– Хм… – с сомнением протянула она. Кейт Макриди Диккенс искренне считала, что отец уже навлек позор на себя самого и свою семью, изгнав мать из дома и вступив в связь с Эллен Тернан. – Ну, вот и свет в конце туннеля, Уилки, – промолвила она, высвобождая руку. – Здесь я вас оставлю: ступайте к свету – и к нему.

* * *

– Милейший Уилки! Заходите, заходите! Я только сейчас вспоминал вас. Добро пожаловать в мое «орлиное гнездо»! Прошу вас, дорогой друг!

Диккенс выскочил из-за маленького письменного стола и сердечно пожал мне руку, когда я остановился в дверях верхней комнаты. По правде говоря, я не знал, обрадуется ли он моему появлению после двухмесячной разлуки и взаимного молчания. Столь теплый прием удивил меня, и я еще острее почувствовал себя предателем и шпионом.

– Я как раз вношу правки в последние фразы нынешней рождественской повести, – с энтузиазмом сказал Диккенс. – Вещица под названием «Коробейник» – и уверяю вас, дорогой Уилки, она будет пользоваться огромным успехом у читателей. По моим прогнозам, станет очень популярной. Вероятно, лучшая моя рождественская повесть после «Колоколов». Общий замысел возник у меня во Франции. Я закончу буквально через минуту, а затем буду в полном вашем распоряжении до самого вечера, друг мой.

– Да, конечно, – промолвил я, отступая назад.

Диккенс же снова уселся за стол и принялся вымарывать отдельные слова широкими росчерками пера и вписывать правки между строчками и на полях рукописи. Он вдруг представился мне энергичным дирижером, управляющим внимательным и послушным оркестром слов. Я почти слышал музыку, наблюдая за его пером, которое взлетало, стремительно опускалось, окуналось в чернильницу, со скрипом пробегалось по бумаге, снова взлетало и опускалось.

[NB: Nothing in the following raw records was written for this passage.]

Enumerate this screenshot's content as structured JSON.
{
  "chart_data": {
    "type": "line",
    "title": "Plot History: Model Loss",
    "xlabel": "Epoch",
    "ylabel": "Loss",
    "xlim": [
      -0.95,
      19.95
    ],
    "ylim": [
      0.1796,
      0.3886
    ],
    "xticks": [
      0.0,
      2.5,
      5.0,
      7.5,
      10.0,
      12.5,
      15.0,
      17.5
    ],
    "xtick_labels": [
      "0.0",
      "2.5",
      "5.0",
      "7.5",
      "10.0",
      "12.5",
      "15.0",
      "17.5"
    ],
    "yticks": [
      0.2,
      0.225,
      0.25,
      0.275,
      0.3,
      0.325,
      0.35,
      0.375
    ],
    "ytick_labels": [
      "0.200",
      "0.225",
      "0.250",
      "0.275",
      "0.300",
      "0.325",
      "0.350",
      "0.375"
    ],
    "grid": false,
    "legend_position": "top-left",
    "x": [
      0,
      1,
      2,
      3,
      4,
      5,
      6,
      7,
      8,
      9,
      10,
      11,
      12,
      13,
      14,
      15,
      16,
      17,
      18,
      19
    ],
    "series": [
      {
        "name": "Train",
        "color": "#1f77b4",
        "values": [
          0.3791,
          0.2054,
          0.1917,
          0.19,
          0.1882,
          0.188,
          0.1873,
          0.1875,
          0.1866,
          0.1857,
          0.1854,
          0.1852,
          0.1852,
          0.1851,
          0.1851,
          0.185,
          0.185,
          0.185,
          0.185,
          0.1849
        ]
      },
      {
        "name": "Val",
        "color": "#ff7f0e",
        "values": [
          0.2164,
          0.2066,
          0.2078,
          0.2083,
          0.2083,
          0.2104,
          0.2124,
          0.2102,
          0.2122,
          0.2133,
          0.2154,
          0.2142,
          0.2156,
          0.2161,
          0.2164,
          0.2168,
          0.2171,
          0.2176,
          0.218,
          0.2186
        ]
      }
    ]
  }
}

Должен признать, вид из «орлиного гнезда» Диккенса открывался поистине восхитительный. Шале стояло между двумя высокими тенистыми кедрами, что сейчас легко покачивались на ветру, и за многочисленными окнами простирались золотые пшеничные поля, темные леса и снова поля. Далеко вдали даже поблескивала Темза и угадывались белые паруса проплывающих по ней судов. С крыши особняка через дорогу можно было запросто разглядеть Лондон на горизонте, но из окон шале открывался чудесный буколический пейзаж: далекая река, шпиль Рочестерского собора и широкие поля спелой пшеницы, волнующиеся под легким ветерком. Движение на Рочестер-роуд сегодня было слабым. Диккенс оснастил свое «орлиное гнездо» новехоньким медным телескопом на деревянной треноге, и я хорошо представлял, как он, приникнув к окуляру, по ночам любуется луной, а при свете дня рассматривает дам, катающихся на яхтах по Темзе в теплую погоду. В простенках между окнами висели большие зеркала. Я насчитал пять штук. Диккенс питал слабость к зеркалам. В Тэвисток-хаусе, а теперь и в Гэдсхилл-плейс все спальни, а равно коридоры и вестибюли изобиловали зеркалами, и в рабочем кабинете писателя стояло огромное трюмо. Здесь, в шале, благодаря зеркалам создавалось впечатление, будто ты стоишь на открытой площадке – посреди детского домика без стен, установленного в кроне высокого дерева, – и повсюду вокруг видишь ясное синее небо, солнечный свет, листву, золотые поля и дивные пейзажи. Ветерок, беспрепятственно пролетавший сквозь открытые окна, приносил ароматы цветов, запахи травы, спелой пшеницы, дыма от костра, где жгли листья или сорняки, и даже солоноватый запах моря.

Я невольно подумал о том, насколько не похож этот мир Чарльза Диккенса на мир, представший перед нами ночью в опиумном притоне Сэл, а потом в кошмарном Подземном городе. Сейчас та зловещая тьма отступала, рассеивалась, словно дурной сон, которым, собственно, она и была. Явью же были яркий солнечный свет и свежие запахи этого мира – все вокруг сияло и пульсировало, будто преображенное в моем восприятии благотворным действием лауданума. У меня просто в голове не укладывалось, каким образом смрадная тьма катакомб и сточных туннелей или даже обычных трущоб может сосуществовать с этой благоуханной светлой реальностью.